UK is only bright spot for Proact as acquisition boosts revenue
European storage VAR saw revenues and profits fall across all regions except the UK in H1 results
The UK was the only region to show growth for Proact for the first half of this year, as the VAR blames declining revenues and profits on longer sales cycles and ongoing chip shortages.
The Stockholm-based Dell, NetApp and Pure Storage partner suffered a three per cent drop in group revenues for its six months ending 30 June to SEK 1772.1m (£147.97m), while EBITA fell by 11 per cent to SEK 87.6m.
Business fell across all but one of Proact's regions between January and June this year with the UK proving to be the only bright spot in its business.
UK revenues bucked the trend and grew by 34 per cent during the first six months of the year to SEK 358m, while profits grew by 24 per cent to SEK 22.7m.
The business was bolstered by its acquisition of Manchester-based Cetus Solutions, while organic revenues grew by 19 per cent, Proact claims.

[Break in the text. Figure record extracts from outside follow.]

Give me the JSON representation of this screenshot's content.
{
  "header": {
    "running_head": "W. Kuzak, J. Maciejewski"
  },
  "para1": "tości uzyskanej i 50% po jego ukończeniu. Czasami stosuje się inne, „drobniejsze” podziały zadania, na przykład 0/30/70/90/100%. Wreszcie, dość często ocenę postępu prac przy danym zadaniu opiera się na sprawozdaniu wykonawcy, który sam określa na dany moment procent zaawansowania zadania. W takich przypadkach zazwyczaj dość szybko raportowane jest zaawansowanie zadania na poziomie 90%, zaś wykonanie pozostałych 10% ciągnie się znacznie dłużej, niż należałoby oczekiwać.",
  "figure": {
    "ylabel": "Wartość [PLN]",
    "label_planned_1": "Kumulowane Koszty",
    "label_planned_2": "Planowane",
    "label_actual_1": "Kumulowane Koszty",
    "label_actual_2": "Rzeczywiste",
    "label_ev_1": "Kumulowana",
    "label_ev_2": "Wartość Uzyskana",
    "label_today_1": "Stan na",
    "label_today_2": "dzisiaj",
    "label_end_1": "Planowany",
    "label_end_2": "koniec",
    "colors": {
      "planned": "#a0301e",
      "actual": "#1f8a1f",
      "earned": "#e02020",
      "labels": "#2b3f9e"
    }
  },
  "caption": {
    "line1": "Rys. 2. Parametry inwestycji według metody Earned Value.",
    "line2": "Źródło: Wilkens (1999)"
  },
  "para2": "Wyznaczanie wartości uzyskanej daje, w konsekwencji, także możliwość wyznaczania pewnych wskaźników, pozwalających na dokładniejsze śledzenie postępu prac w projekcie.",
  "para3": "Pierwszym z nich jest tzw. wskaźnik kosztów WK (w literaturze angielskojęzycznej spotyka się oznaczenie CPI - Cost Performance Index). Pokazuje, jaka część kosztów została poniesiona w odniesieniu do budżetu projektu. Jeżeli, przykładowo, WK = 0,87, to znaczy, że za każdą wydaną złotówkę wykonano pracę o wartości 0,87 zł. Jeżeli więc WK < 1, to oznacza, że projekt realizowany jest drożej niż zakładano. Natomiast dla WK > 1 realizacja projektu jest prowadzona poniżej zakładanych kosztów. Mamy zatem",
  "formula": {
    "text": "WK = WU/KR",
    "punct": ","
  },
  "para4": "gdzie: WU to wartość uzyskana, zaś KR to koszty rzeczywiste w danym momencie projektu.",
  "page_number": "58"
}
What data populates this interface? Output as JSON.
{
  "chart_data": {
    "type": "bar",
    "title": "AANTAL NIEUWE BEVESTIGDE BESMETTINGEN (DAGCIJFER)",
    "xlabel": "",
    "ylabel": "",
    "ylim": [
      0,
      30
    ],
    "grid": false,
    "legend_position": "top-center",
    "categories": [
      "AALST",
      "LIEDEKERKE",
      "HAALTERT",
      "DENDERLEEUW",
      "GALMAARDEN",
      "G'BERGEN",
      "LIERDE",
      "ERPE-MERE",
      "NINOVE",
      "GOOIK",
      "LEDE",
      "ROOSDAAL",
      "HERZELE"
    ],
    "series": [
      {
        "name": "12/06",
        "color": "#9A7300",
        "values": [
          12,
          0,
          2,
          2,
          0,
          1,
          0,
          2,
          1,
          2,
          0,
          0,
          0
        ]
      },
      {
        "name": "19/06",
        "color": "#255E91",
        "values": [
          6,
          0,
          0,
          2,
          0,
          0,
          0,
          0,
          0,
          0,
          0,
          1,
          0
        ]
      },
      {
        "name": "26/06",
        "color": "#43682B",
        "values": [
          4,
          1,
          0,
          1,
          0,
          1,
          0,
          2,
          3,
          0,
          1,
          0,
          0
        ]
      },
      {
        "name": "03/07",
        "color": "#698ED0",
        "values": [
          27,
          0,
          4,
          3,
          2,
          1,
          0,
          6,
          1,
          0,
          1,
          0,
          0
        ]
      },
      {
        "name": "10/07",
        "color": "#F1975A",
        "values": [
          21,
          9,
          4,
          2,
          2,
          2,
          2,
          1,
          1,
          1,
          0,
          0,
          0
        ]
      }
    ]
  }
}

The business benefited from "some major deals" but also from an easy compare with the first half of 2020 when the Covid pandemic first hit Europe.
"System" revenues grew by 69 per cent in the UK, while Services grew by a more modest five per cent.
Proact CEO Jonas Hasselberg said that the wider Proact group, which operates across the Nordics, Baltics, Benelux, Spain, Czech Republic and Germany, was negatively affected in Q2 by longer sales cycles and the ongoing chip shortage affecting the global IT market.
"Many customers are now careful regarding investment decisions, as it remains unclear how ways of working and structure will change in the longer run," said Hasselberg.
"Our continued view is that the declines primarily are related to longer sales cycles rather than lost business, and that we continue to have a strong position on a growing market."